The “household basket,” which is updated on a weekly basis, includes everything from bread, flour, eggs, meat, fish, spaghetti, beverages, dairy products, toilet paper and baby formulas to pet food with prices lower than those off the list.

Consumers can browse these products and their prices at each supermarket on the ministry’s website and identify them on supermarket shelves by a special label, the report noted, although they had not always been easy to find.

According to the ministry’s website, out of 816 products included in the basket for one week earlier that prices were reduced for 167 items, increased for 60 and remained unchanged for 589 compared to the previous week, while the overall decline in prices was 18.1 percent.

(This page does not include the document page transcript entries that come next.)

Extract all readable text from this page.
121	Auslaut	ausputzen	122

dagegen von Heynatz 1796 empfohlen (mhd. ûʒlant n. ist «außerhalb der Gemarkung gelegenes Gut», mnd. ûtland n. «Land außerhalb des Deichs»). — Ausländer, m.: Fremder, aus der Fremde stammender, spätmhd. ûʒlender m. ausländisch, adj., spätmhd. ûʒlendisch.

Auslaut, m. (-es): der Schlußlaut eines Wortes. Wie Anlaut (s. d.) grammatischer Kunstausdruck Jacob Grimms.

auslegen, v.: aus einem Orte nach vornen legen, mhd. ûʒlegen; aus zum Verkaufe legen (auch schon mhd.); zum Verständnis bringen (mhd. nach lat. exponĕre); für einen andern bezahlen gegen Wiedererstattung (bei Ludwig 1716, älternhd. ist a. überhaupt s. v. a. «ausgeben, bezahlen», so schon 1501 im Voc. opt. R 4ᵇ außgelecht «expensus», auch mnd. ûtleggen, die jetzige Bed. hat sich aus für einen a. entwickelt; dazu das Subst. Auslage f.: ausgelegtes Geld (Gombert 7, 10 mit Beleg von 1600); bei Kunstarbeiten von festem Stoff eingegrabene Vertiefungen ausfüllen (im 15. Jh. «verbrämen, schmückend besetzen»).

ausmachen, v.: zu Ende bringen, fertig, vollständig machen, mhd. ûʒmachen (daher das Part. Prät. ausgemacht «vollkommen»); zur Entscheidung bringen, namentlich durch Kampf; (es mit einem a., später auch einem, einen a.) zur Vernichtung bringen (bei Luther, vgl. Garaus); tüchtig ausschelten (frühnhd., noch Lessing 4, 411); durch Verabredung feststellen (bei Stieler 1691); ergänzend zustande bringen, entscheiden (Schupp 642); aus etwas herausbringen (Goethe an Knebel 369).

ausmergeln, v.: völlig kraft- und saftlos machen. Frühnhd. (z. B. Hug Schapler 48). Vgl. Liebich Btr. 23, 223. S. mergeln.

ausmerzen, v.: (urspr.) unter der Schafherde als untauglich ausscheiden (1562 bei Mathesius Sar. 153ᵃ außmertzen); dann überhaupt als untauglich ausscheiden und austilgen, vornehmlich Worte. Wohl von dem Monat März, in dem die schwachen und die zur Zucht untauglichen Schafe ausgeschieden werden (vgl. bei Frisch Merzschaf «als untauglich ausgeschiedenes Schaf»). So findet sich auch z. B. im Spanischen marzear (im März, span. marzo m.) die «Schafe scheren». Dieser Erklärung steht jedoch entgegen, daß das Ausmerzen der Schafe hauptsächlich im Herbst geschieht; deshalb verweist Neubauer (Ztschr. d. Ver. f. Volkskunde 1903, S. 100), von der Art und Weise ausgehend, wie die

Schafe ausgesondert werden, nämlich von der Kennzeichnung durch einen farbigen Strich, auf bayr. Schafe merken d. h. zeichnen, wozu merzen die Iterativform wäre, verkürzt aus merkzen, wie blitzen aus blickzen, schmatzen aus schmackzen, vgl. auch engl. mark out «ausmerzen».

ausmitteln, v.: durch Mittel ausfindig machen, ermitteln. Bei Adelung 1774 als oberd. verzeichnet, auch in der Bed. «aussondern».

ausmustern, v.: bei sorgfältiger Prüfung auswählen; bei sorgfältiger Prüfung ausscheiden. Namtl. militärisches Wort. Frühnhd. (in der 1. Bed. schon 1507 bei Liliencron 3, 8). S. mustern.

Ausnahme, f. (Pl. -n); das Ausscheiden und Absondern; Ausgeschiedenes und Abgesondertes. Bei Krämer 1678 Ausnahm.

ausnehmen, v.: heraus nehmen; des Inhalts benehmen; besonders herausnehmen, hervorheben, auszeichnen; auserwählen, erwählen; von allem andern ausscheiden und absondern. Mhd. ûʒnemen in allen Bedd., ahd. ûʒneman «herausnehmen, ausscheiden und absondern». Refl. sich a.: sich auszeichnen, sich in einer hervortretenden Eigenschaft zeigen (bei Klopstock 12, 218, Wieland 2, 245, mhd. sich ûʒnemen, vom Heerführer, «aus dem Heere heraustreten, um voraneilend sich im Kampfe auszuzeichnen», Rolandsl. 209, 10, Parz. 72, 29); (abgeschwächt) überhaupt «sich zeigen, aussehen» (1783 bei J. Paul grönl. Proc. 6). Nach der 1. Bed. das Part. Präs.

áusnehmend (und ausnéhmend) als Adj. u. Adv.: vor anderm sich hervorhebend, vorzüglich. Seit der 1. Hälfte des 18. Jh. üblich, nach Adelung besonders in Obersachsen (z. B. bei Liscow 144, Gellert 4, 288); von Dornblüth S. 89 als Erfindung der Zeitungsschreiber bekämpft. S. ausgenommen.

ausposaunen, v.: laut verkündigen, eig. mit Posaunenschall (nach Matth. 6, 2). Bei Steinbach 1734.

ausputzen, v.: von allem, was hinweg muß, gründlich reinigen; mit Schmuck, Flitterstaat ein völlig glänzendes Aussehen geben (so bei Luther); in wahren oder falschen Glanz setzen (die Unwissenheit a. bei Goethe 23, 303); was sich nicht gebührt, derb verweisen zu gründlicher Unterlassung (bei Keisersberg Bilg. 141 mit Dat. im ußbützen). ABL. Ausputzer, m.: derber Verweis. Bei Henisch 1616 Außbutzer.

The initiative, which will run throughout the winter, triggered competition, and reduced or stable prices now also apply to products that are not included in the basket, Georgiadis said but some shoppers said items they prefer aren’t included.

“We spent weeks sitting around this table working on it with supermarket market representatives and our competition committee,” Sotiris Anagnostopoulos, the Ministry of Commerce General-Secretary told the paper.
“In politics you have to anticipate what is coming next. The cost of living crisis is a huge challenge, maybe the biggest we have faced since the adoption of the euro,” he added of the dilemma.

With the country’s annual consumer inflation rate now at 10 percent, down from 12 percent in September, the government insists the initiative has stabilized prices or even driven some of them lower.

“What was never expected was the price war that we have seen among the big supermarket chains,” said Anagnostopoulos. “It’s been a surprise and a pleasant one because in general Greeks have much lower purchasing power.”

Rising prices were found to be the single biggest problem facing Mitsotakis the polling company Marc found in a survey showing nearly 60 percent respondents said he household basket would hold down food prices.